Mute her on SM to stop reading the messages, as that's not helping you.

FestivusMiracle · 18/07/2025 19:55

I’d be eye rolling too.

My friend’s dad died 11 years ago. And yes, I know this only because of the performative grieving she does on social media.

She wishes him a happy heavenly birthday/christmas/Father’s Day/anniversary ad nauseam. It’s ridiculous.

Vroomfondleswaistcoat · 18/07/2025 19:56

I think there's no statute of limitations on grief, but I also think that it can be performative in nature. The only way I have ever found to get around someone who constantly....constantly posts about a bereavement after years is to comment something in the nature of 'I really hope you are having some therapy/counselling to help you.' Every single time. It shows that you understand it is hard for them but that you're getting a bit tired of hearing about it without sounding too tetchy or dismissive.

Stiffnewknee · 18/07/2025 19:58

I was just thinking the same about a FB friend whose elderly mother died about 10 years ago too. She’s constantly posting, anniversary of finding out she was ill, day she went into hospital etc as well as the usual Mother’s Day, Christmas etc. I do wonder if she needs some professional help. I get it if it’s a partner or children who died before their time but an elderly parent dying is to be expected.

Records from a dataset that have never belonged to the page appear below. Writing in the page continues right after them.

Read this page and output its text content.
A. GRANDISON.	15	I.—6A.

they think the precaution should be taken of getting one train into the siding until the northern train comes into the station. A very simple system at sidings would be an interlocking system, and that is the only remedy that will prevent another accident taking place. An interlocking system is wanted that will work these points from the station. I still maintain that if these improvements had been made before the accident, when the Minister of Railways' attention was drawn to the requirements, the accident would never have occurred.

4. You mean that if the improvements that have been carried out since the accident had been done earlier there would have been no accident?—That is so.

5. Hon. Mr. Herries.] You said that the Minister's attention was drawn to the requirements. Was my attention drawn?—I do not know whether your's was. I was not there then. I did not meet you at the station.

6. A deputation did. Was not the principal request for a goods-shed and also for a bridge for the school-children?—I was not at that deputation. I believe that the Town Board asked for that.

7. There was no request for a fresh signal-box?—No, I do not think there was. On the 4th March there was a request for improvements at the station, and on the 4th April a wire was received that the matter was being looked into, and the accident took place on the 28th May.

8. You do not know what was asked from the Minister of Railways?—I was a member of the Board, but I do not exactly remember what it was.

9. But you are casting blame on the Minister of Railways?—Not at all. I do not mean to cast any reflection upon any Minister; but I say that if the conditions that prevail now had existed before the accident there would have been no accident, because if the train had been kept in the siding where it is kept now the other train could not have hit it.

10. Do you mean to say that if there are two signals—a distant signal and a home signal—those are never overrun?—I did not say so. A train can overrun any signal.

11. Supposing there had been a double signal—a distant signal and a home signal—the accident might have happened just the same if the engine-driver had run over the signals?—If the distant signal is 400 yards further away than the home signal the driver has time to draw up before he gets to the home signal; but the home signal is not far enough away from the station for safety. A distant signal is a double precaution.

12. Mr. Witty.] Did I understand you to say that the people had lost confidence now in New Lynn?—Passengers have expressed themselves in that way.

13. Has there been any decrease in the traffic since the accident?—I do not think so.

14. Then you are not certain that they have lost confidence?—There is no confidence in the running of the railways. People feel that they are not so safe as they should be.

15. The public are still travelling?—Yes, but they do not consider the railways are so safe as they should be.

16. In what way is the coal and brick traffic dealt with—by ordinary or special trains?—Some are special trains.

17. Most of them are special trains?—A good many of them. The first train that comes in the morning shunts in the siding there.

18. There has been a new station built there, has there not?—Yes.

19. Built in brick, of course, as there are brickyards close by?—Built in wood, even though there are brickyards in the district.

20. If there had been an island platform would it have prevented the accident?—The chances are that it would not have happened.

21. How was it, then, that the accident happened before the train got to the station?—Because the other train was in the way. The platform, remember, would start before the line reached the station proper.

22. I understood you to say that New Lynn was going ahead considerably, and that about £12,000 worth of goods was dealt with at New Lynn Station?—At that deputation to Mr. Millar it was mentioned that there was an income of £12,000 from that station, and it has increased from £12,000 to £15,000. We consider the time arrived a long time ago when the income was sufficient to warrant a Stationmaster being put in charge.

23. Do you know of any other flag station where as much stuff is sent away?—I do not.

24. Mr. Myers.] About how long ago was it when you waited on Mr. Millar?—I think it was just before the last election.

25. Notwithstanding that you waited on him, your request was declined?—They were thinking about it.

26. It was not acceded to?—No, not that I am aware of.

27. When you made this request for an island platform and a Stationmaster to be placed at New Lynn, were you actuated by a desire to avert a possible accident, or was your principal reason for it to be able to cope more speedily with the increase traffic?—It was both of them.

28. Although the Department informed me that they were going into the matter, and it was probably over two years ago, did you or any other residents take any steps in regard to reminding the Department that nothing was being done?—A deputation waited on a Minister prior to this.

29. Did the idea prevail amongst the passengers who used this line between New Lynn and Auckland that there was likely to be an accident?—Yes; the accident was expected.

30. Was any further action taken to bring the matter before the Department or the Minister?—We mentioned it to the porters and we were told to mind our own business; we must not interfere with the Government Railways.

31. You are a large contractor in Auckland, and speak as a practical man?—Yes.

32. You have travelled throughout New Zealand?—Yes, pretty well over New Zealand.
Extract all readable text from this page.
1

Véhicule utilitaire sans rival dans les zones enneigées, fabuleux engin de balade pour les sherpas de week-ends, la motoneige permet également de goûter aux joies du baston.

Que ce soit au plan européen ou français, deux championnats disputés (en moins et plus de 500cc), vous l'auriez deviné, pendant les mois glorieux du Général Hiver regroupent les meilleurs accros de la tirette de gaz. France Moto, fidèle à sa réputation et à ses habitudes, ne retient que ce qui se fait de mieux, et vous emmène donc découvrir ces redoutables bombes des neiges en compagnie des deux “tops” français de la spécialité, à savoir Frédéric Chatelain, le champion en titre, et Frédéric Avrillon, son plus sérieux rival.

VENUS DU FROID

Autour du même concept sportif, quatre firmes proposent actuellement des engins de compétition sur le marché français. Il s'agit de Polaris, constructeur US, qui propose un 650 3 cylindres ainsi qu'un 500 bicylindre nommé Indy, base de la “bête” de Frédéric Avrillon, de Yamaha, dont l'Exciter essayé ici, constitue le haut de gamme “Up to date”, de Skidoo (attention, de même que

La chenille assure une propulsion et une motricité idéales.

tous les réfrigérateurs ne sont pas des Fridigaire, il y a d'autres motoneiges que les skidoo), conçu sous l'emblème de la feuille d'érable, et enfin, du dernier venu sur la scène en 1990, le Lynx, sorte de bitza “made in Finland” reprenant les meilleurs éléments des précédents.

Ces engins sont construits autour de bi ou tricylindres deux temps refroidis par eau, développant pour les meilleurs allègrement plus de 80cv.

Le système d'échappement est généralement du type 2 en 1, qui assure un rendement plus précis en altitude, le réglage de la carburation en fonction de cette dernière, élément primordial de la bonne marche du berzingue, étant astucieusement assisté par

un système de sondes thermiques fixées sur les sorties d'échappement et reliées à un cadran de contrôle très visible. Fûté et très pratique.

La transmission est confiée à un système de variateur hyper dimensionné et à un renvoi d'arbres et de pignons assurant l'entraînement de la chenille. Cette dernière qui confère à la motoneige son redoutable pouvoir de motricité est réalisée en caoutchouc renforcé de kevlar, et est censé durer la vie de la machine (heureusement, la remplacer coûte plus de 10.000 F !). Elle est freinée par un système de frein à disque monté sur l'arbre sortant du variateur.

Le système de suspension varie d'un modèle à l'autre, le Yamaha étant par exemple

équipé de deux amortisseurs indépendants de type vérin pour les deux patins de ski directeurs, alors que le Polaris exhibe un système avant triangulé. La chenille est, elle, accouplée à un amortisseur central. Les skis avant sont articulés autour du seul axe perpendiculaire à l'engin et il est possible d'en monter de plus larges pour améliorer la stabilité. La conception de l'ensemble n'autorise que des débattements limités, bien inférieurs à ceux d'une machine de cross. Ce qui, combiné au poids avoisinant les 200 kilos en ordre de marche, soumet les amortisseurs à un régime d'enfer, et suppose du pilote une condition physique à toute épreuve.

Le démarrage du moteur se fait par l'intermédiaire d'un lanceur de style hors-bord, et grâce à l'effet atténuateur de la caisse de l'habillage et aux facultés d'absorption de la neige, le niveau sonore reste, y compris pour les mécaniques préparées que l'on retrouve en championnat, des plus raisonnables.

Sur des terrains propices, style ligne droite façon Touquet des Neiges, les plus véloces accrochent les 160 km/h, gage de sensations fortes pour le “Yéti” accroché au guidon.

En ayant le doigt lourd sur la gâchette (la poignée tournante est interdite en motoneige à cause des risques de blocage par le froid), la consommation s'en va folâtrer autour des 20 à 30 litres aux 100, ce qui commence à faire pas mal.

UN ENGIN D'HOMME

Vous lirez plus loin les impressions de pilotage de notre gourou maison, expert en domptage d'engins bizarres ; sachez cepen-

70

joliefolle · 18/07/2025 19:59

Now that you've written it out and got some responses... what do you want from this thread OP? You said you were prepared to be flamed but also you wrote the post in a way that you knew people would also agree with you that this is excessive/draining/unreasonable etc. It's fine and understandable for you to mute now. But would you like to actually try to talk to her about addressing this? Maybe you don't and that's fine. But you wrote it down, you posted, is there something you ideally want/need from this thread?

Cantabulous · 18/07/2025 20:01

While I totally get and sympathise with grief, I don’t get or sympathise with public attention-seeking for it. Grief for someone you love dearly is never-ending but private, and including others in it is pointless and a bit gross, IMO. I’d steer clear of her as much as possible. I do think she needs expert help mind…

SouthLondonMum22 · 18/07/2025 20:02

Notouchingmybhuna · 18/07/2025 19:53

There’s a wealth of academic work on loss, bereavement and grief. It’s important that we din’t lose sight of what is ‘normal’ and what or who needs specialist support and input.

Including the fact that there isn't a set time when someone is expected to 'get over it'.

No one knows if SIL needs specialist support and input simply based off of FB posts.

LovelyBitOfSquirrrel · 18/07/2025 20:04

I lost my Dad nearly two years ago, I don’t think there’s a second of the day that I’m not thinking about him, I don’t think that’ll ever change. Just unfollow her on social media.